Ministerstwo klimatu planuje zmianę sposobu kalkulacji taryf na ciepło, które przedsiębiorstwa ciepłownicze przedstawiają do zatwierdzenia Prezesowi URE. Zmiana rozporządzenia ma uniemożliwić kalkulowanie taryf na podstawie wskaźników z okresu wysokich cen.
Opublikowany w poniedziałek projekt zmiany „Rozporządzenia ws. szczegółowych zasad kształtowania i kalkulacji taryf oraz rozliczeń z tytułu zaopatrzenia w ciepło” przewiduje wykreślenie zapisu, który umożliwia kalkulowanie planowanego przychodu przedsiębiorstwa ciepłowniczego na podstawie wskaźników publikowanych przez Prezesa URE.
Wskaźniki te wynikają ze sprawozdań przedsiębiorstw energetycznych, dotyczących minionego okresu, w którym dominowały wysokie koszty nośników energii – zaznacza się w uzasadnieniu. Funkcjonujące w okresie zwiększonych kosztów i wzrastającej inflacji dane uwzględniane w sprawozdaniach nie odzwierciedlały aktualnej sytuacji ekonomicznej przedsiębiorstw energetycznych – brzmi uzasadnienie.
W projekcie zakłada się więc, że do 1 stycznia 2028 roku wytwórcy będą ustalać planowany przychód na innych zasadach, korzystając ze specjalnego wzoru do obliczeń. Powrót to używania planowanego przychodu ciepła na podstawie wskaźników zawartych w algorytmie, możliwy będzie od 1 stycznia 2028 roku.

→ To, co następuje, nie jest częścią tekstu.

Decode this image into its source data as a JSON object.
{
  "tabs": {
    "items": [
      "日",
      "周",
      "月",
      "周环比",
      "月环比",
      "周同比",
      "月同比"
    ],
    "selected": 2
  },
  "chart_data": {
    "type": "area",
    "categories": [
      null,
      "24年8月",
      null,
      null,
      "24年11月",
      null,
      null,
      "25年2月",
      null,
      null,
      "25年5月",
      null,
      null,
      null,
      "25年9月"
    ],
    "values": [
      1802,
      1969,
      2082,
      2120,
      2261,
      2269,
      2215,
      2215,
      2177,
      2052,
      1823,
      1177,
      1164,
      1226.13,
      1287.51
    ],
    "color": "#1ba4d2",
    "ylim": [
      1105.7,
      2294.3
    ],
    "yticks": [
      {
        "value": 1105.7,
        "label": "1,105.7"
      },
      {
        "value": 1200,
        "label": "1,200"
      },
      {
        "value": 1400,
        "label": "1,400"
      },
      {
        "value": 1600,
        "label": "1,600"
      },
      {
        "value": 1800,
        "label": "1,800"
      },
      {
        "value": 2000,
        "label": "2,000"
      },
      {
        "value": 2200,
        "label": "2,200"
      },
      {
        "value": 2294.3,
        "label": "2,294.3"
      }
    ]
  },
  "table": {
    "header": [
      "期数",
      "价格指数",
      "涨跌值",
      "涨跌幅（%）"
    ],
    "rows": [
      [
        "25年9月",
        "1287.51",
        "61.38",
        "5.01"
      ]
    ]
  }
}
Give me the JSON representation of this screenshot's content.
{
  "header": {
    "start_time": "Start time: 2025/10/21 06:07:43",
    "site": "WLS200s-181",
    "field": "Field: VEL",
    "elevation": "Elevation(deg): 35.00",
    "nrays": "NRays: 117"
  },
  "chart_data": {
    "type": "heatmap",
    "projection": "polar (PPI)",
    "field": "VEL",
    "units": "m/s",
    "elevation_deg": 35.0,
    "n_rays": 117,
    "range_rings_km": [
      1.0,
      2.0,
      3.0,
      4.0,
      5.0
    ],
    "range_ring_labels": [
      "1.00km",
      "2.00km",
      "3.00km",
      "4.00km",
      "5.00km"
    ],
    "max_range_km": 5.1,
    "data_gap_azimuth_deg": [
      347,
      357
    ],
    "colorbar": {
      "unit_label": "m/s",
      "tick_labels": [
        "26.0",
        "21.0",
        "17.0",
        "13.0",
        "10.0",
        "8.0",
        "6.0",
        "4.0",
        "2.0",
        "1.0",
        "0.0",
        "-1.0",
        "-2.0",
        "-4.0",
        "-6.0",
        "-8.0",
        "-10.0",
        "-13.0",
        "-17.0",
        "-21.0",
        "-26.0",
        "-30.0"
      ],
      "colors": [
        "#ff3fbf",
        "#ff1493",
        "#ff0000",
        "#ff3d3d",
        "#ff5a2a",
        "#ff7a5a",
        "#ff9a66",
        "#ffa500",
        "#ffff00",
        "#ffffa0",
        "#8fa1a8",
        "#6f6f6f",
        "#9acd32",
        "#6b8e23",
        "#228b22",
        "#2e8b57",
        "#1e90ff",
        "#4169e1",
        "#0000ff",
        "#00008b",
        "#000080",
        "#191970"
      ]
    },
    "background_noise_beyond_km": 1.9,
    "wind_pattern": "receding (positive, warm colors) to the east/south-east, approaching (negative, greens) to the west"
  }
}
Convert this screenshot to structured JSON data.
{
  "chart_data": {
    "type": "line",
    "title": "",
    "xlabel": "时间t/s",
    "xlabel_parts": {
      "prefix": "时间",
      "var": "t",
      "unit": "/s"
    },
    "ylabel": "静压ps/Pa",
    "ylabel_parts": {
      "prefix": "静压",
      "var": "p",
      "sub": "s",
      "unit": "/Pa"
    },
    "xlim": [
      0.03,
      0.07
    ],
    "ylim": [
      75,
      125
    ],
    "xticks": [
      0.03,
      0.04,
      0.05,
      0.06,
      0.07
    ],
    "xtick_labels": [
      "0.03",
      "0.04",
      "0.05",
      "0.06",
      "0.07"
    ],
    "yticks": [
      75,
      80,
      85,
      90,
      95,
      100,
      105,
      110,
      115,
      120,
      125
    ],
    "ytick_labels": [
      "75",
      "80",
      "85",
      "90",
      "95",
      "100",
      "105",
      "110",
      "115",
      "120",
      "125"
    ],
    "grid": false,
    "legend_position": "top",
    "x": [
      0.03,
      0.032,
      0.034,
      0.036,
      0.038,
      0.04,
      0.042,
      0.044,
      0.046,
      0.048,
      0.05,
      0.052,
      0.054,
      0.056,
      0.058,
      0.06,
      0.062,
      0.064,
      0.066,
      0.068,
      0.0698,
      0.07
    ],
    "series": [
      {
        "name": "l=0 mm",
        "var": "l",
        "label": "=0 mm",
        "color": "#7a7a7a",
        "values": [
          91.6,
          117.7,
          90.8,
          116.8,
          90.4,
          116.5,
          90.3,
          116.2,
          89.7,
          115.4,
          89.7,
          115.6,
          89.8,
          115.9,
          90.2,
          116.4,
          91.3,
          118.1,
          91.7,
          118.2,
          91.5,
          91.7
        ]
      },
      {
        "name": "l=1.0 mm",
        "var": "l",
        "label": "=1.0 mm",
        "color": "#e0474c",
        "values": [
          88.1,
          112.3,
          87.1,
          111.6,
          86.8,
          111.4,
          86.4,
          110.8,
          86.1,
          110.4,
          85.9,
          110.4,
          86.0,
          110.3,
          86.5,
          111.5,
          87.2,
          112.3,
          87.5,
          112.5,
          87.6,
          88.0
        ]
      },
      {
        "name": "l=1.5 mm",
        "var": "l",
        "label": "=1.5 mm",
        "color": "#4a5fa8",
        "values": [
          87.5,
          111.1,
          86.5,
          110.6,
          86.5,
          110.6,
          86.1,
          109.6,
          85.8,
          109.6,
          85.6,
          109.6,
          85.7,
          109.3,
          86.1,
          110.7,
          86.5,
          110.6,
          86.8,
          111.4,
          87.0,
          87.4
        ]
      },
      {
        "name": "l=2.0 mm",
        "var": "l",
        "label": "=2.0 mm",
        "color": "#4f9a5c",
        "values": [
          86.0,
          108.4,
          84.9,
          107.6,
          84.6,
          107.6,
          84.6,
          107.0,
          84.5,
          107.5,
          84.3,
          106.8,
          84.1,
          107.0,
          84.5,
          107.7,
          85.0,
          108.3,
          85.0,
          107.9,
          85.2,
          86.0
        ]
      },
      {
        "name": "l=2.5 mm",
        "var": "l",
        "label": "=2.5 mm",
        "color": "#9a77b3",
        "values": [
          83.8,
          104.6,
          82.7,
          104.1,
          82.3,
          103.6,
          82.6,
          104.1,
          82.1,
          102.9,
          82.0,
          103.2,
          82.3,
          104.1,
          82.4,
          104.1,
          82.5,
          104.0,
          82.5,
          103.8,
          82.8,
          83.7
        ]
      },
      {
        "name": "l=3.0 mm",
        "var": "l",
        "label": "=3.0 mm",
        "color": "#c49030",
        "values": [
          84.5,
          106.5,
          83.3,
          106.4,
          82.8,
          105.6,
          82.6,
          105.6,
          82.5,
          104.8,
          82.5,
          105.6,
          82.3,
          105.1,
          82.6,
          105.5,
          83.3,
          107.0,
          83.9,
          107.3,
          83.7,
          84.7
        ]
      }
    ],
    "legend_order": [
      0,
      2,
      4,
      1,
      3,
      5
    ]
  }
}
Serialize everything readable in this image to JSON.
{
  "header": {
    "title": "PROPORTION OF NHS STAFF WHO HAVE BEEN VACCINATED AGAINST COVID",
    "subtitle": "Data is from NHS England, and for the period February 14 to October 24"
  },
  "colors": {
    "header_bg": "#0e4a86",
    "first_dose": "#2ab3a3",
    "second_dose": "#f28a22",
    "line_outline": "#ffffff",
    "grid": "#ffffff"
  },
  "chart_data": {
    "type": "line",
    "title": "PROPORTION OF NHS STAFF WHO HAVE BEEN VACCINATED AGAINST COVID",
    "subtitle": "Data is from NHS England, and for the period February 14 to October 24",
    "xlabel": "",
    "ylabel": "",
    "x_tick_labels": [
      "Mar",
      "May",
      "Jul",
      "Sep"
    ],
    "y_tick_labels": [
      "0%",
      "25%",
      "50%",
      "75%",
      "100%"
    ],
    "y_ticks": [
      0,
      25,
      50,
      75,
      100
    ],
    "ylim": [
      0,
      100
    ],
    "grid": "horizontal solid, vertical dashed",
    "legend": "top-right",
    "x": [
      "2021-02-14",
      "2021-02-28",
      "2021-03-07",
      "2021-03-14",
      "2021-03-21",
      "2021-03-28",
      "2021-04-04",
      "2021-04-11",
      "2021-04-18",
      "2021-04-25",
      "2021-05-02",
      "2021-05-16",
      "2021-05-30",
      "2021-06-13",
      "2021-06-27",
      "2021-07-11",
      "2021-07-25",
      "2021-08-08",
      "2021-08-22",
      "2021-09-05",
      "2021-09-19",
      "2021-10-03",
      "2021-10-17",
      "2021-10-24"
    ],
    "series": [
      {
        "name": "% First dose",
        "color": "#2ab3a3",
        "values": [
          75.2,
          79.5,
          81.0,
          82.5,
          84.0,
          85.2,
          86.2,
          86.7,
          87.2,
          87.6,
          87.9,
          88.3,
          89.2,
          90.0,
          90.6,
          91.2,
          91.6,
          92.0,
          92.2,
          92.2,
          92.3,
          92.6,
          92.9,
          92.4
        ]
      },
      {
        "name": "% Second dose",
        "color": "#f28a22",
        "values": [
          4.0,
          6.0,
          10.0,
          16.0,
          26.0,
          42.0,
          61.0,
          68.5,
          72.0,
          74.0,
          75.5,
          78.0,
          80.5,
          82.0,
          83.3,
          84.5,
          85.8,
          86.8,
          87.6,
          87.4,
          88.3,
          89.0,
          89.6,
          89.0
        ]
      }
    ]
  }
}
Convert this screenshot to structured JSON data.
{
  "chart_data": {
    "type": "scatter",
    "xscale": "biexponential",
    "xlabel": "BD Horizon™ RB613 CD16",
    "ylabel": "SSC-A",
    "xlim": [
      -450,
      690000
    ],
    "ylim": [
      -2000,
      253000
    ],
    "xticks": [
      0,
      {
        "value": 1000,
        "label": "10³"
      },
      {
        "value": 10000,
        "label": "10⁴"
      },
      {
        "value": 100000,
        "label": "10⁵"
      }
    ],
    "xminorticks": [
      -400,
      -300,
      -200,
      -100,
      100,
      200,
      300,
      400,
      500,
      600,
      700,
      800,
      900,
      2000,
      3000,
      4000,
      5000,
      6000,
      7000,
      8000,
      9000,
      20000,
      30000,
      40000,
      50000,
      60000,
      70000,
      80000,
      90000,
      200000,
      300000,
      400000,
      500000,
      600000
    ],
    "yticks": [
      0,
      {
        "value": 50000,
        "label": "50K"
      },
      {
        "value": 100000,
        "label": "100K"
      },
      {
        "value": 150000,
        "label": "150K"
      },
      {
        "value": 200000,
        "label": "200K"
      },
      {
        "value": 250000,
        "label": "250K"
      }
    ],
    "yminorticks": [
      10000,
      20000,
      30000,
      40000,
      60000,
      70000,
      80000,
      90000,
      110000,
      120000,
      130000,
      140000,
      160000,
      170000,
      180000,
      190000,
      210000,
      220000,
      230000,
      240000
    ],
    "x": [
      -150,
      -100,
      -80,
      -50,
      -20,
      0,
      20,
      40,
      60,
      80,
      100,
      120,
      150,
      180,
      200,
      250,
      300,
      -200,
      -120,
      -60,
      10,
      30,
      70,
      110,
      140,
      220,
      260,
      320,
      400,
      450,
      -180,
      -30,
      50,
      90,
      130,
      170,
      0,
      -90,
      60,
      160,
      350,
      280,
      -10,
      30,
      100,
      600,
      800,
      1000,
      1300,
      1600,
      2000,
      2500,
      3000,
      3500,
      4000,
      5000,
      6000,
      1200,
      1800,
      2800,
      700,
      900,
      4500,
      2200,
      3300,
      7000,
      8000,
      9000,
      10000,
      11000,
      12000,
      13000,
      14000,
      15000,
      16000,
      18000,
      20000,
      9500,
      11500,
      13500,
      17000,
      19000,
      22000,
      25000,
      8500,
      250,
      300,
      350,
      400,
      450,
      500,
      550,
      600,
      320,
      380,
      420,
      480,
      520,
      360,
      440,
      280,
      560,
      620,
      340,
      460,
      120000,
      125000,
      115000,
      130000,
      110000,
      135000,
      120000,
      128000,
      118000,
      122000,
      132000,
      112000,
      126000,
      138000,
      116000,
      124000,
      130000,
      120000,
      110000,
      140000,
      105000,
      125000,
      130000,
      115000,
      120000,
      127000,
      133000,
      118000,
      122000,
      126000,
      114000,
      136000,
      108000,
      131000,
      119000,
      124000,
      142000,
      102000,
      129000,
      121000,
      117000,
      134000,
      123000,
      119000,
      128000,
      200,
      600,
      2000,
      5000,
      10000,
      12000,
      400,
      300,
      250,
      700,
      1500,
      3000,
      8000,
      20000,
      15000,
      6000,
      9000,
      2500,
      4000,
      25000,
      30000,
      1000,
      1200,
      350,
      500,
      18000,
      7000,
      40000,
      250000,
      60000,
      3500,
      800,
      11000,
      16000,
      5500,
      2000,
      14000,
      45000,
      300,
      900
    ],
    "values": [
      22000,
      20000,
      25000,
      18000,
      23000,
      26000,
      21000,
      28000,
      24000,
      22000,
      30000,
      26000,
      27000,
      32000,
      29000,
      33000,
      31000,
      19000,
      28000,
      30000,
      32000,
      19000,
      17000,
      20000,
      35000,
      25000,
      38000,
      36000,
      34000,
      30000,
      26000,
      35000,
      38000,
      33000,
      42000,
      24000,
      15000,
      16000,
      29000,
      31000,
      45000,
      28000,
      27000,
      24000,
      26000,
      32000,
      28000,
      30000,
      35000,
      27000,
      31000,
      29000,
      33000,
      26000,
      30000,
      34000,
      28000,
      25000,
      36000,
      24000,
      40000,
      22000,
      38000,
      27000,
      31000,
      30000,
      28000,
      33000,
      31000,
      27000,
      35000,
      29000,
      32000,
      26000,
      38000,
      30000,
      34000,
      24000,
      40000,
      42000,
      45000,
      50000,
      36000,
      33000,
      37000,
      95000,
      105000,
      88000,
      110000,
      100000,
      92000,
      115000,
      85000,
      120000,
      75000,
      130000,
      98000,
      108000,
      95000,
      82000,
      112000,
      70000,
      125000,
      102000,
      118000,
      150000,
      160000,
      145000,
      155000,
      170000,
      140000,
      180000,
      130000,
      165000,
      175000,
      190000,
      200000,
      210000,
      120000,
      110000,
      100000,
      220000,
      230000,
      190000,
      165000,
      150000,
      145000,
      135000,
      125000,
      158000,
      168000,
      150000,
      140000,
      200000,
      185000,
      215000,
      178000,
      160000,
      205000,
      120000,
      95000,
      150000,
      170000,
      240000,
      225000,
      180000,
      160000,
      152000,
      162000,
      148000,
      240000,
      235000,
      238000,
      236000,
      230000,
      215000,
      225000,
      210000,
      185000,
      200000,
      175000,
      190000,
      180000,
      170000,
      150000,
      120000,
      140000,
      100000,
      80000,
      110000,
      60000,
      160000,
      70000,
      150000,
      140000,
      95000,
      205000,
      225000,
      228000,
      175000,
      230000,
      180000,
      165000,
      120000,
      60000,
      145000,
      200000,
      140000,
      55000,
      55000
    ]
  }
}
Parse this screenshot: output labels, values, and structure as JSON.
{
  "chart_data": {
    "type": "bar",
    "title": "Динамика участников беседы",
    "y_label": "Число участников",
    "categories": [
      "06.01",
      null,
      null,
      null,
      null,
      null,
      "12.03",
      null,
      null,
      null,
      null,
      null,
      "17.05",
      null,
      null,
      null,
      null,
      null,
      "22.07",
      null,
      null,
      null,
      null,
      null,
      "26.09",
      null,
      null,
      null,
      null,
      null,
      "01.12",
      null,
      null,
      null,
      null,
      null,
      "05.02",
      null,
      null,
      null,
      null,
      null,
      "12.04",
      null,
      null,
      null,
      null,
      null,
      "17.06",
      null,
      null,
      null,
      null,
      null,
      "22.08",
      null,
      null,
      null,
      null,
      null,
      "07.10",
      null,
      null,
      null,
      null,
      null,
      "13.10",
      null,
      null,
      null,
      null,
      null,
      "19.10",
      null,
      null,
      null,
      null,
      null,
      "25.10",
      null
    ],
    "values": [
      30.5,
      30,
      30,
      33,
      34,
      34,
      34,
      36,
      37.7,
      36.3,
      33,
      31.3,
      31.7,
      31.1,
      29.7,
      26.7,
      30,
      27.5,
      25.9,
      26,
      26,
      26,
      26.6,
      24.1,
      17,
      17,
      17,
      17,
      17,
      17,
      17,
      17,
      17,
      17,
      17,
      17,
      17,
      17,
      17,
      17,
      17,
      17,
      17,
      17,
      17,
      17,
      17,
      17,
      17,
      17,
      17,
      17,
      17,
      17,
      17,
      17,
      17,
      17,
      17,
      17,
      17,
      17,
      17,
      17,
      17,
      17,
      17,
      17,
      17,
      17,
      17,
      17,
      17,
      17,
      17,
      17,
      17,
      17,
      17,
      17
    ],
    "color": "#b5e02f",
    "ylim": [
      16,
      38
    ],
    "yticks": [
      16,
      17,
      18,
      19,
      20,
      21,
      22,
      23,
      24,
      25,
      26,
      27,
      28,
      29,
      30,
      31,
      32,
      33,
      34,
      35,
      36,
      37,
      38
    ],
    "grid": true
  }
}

Dodatkowo projektowana zmiana zakłada, że zmiana obowiązującej taryfy będzie mogła nastąpić po łącznym spełnieniu dwóch przesłanek: istotności i nieprzewidywalności. Jak podkreśla się w Ocenie Skutków Regulacji, zmiana np. cen zakupu uprawnień do emisji CO2 lub zmiana cen paliw będzie musiała być nie tylko istotna, ale także nieprzewidywalna, aby zaistniała możliwość zmiany taryfy. Z tego względu wnioski o zmianę taryfy dla ciepła będą poddawane przez Prezesa URE szczegółowej analizie nie tylko ze względu na istotność, ale także ze względu na nieprzewidywalność zmiany warunków prowadzenia działalności gospodarczej – zaznacza się w OSR.